In 1987, Laib began working with beeswax, creating his first wax chamber, The Passageway, the following year. The Passageway is a wooden hallway construction lined with wax panels and illuminated by two lightbulbs.
In 2013, Laib's first permanent beeswax room installation opened at the Phillips Collection in Washington, D.C. Where have you gone — where are you going? (2013), an otherworldly empty room with beeswax-lined walls, echoes the calming, meditative space of the Collection's Rothko Room. In 2014, Laib completed his largest beeswax project, an entire underground beeswax space beneath Studio Anselm Kiefer in Barjac, France.

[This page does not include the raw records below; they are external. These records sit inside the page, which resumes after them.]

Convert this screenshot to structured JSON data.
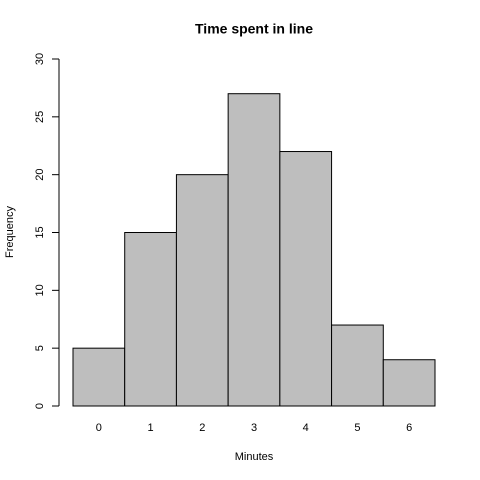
{
  "chart_data": {
    "type": "bar",
    "title": "Time spent in line",
    "x_label": "Minutes",
    "y_label": "Frequency",
    "categories": [
      "0",
      "1",
      "2",
      "3",
      "4",
      "5",
      "6"
    ],
    "values": [
      5,
      15,
      20,
      27,
      22,
      7,
      4
    ],
    "color": "#bebebe",
    "ylim": [
      0,
      30
    ],
    "yticks": [
      0,
      5,
      10,
      15,
      20,
      25,
      30
    ]
  }
}
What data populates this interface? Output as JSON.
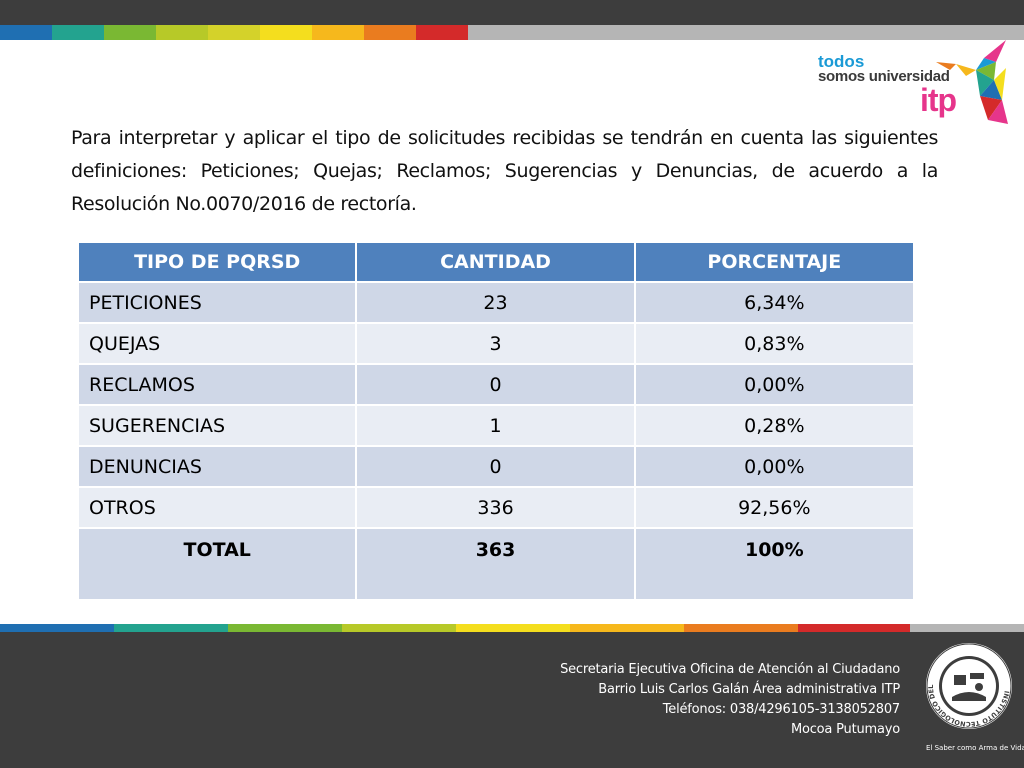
{
  "colors": {
    "band_dark": "#3d3d3d",
    "table_header": "#4f81bd",
    "row_dark": "#cfd7e7",
    "row_light": "#e9edf4",
    "stripe": [
      "#1f6fb2",
      "#23a38f",
      "#7ab833",
      "#b7c928",
      "#f4de1e",
      "#f6b81c",
      "#ea7c1f",
      "#d42a2a",
      "#b5b5b5"
    ]
  },
  "logo": {
    "line1": "todos",
    "line2": "somos universidad",
    "line3": "itp",
    "icon": "hummingbird-icon"
  },
  "intro": "Para interpretar y aplicar el tipo de solicitudes recibidas se tendrán en cuenta las siguientes definiciones: Peticiones; Quejas; Reclamos; Sugerencias y Denuncias, de acuerdo a la Resolución No.0070/2016 de rectoría.",
  "table": {
    "headers": [
      "TIPO DE PQRSD",
      "CANTIDAD",
      "PORCENTAJE"
    ],
    "rows": [
      [
        "PETICIONES",
        "23",
        "6,34%"
      ],
      [
        "QUEJAS",
        "3",
        "0,83%"
      ],
      [
        "RECLAMOS",
        "0",
        "0,00%"
      ],
      [
        "SUGERENCIAS",
        "1",
        "0,28%"
      ],
      [
        "DENUNCIAS",
        "0",
        "0,00%"
      ],
      [
        "OTROS",
        "336",
        "92,56%"
      ]
    ],
    "total": [
      "TOTAL",
      "363",
      "100%"
    ]
  },
  "footer": {
    "lines": [
      "Secretaria Ejecutiva  Oficina de Atención al Ciudadano",
      "Barrio Luis Carlos Galán Área administrativa ITP",
      "Teléfonos: 038/4296105-3138052807",
      "Mocoa Putumayo"
    ],
    "seal_caption": "El Saber como Arma de Vida",
    "seal_ring_text": "INSTITUTO TECNOLÓGICO DEL PUTUMAYO"
  }
}
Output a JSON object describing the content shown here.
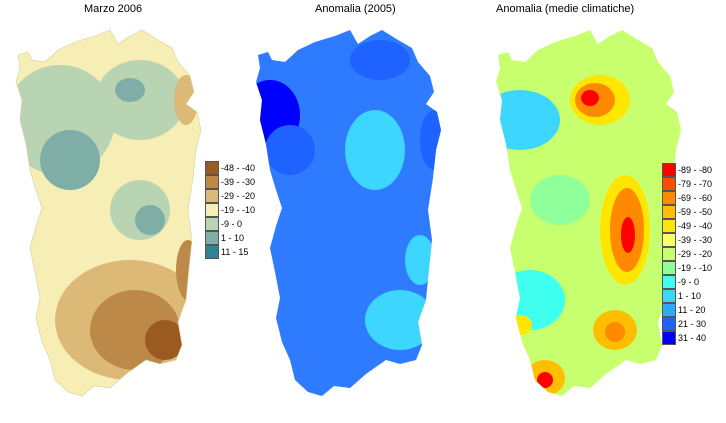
{
  "panels": [
    {
      "title": "Marzo 2006",
      "legend": [
        {
          "label": "-48 - -40",
          "color": "#9a5a22"
        },
        {
          "label": "-39 - -30",
          "color": "#bd8948"
        },
        {
          "label": "-29 - -20",
          "color": "#ddb978"
        },
        {
          "label": "-19 - -10",
          "color": "#f6eeb5"
        },
        {
          "label": "-9 - 0",
          "color": "#b9d4b2"
        },
        {
          "label": "1 - 10",
          "color": "#7eaea6"
        },
        {
          "label": "11 - 15",
          "color": "#2f8496"
        }
      ]
    },
    {
      "title": "Anomalia (2005)"
    },
    {
      "title": "Anomalia (medie climatiche)",
      "legend": [
        {
          "label": "-89 - -80",
          "color": "#ff0000"
        },
        {
          "label": "-79 - -70",
          "color": "#ff4d00"
        },
        {
          "label": "-69 - -60",
          "color": "#ff8a00"
        },
        {
          "label": "-59 - -50",
          "color": "#ffbf00"
        },
        {
          "label": "-49 - -40",
          "color": "#ffe600"
        },
        {
          "label": "-39 - -30",
          "color": "#ffff66"
        },
        {
          "label": "-29 - -20",
          "color": "#c8ff6e"
        },
        {
          "label": "-19 - -10",
          "color": "#8fff9a"
        },
        {
          "label": "-9 - 0",
          "color": "#3fffee"
        },
        {
          "label": "1 - 10",
          "color": "#3dd6ff"
        },
        {
          "label": "11 - 20",
          "color": "#2fa8ff"
        },
        {
          "label": "21 - 30",
          "color": "#1e63ff"
        },
        {
          "label": "31 - 40",
          "color": "#0000ff"
        }
      ]
    }
  ]
}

Laib also produces smaller-scale beeswax sculptures, such as Wachsschiff (Wax ship) (1996) and Without Beginning and Without End (2005), a wood and wax stair construction.
In 1987, Laib was awarded the Arnold Bode Prize at Documenta, Kassel, and he was awarded the Praemium Imperiale award for sculpture in Tokyo in 2015.
Wolfgang Laib has been the subject of both solo and group exhibitions internationally.
Solo exhibitions include Wolfgang Laib: Crossing the River, Bündner Kunstmuseum Chur, Switzerland (2022); Without Time Without Place Without Body, Museo Novecento, Florence (2019); Wolfgang Laib, Museo d'arte della Svizzera italiana (MASI), Lugano (2017); Pollen from Hazelnut, Museum of Modern Art, New York (2013); Without Beginning – Without End, Museo Nacional Centro de Arte Reina Sofía, Madrid (2007); Wolfgang Laib: Durchgang-Übergang, The National Museum of Modern Art, Tokyo (2003); Wolfgang Laib, A Retrospective, Hirshhorn Museum and Sculpture Garden, Washington, D.C. (2000); Wolfgang Laib, Centre Pompidou, Paris (1992); ARC, Musée d'Art Moderne de la Ville de Paris (1986); Wolfgang Laib, Sperone Westwater Fischer, New York (1979).
Group exhibitions include La Couleur crue, Musée des Beaux-Arts, Rennes (2021); Black Light: Secret traditions in art since the 1950s, Centre de Cultura Contemporània de Barcelona (CCCB) (2018); Out of Sight! Art of the Senses, Albright-Knox Gallery, Buffalo (2017); ColorForms, Hirshhorn Museum and Sculpture Garden, Washington, D.C. (2010); Le Mouvement des Images, Centre Pompidou, Paris (2007); Singular Forms (Sometimes Repeated): Art from 1951 to the Present, Solomon R. Guggenheim Museum, New York (2004); and Être nature, Fondation Cartier, Paris (1998).